Warga Perum Sehati RW 14 Kelurahan Blotongan, Kecamatan Sidorejo, Salatiga telah menutup akses jalan masuk warga. Mereka memperlakukan jam malam, jalan masuk ke kampung ini ditutup mulai pukul 22.00 WIB. Tamu hanya boleh berkunjung sampai pukul 22.00 WIB.
"Sedangkan tamu yang berkunjung ke rumah warga di bawah jam 22.00 WIB, wajib meninggalkan kartu identitas di pos penjagaan. Selain itu, tamu juga wajib menerapkan protokol kesehatan saat berkunjung ke rumah warga. Ini demi keamanan kampung dan upaya pencegahan Covid-19," kata Ketua RT 02 RW 14 Perum Sehati, Ronald Tobing, Selasa (28/4/2020).

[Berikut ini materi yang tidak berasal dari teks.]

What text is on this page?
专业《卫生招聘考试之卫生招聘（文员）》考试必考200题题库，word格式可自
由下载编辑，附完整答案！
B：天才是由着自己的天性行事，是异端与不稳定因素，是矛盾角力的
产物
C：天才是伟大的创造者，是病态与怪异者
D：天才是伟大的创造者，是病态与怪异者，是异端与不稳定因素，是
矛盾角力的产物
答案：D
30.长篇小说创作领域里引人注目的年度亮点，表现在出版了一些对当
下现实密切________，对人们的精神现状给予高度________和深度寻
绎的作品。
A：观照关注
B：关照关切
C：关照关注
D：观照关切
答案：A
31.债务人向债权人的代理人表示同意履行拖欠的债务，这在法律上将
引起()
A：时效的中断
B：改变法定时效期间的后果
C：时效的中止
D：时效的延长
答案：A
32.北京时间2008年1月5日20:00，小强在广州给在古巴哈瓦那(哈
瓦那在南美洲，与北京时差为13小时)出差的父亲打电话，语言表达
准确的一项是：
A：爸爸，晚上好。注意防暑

Dia menuturkan, penyebaran dan penularan virus corona (COVID-19) sejauh ini belum bisa dikendalikan. Karena itu, warga Sehati melakukan sterilisasi dan meningkatkan pengamanan.
"Setiap warga yang baru pulang dari luar kota kami data. Begitu pula warga kampung lain yang hendak bertamu juga kami data. Sebelumnya juga kami minta untuk cuci tangan dan kami lakukan penyemprotan disinfektan kepada warga yang dari luar kota," ujarnya.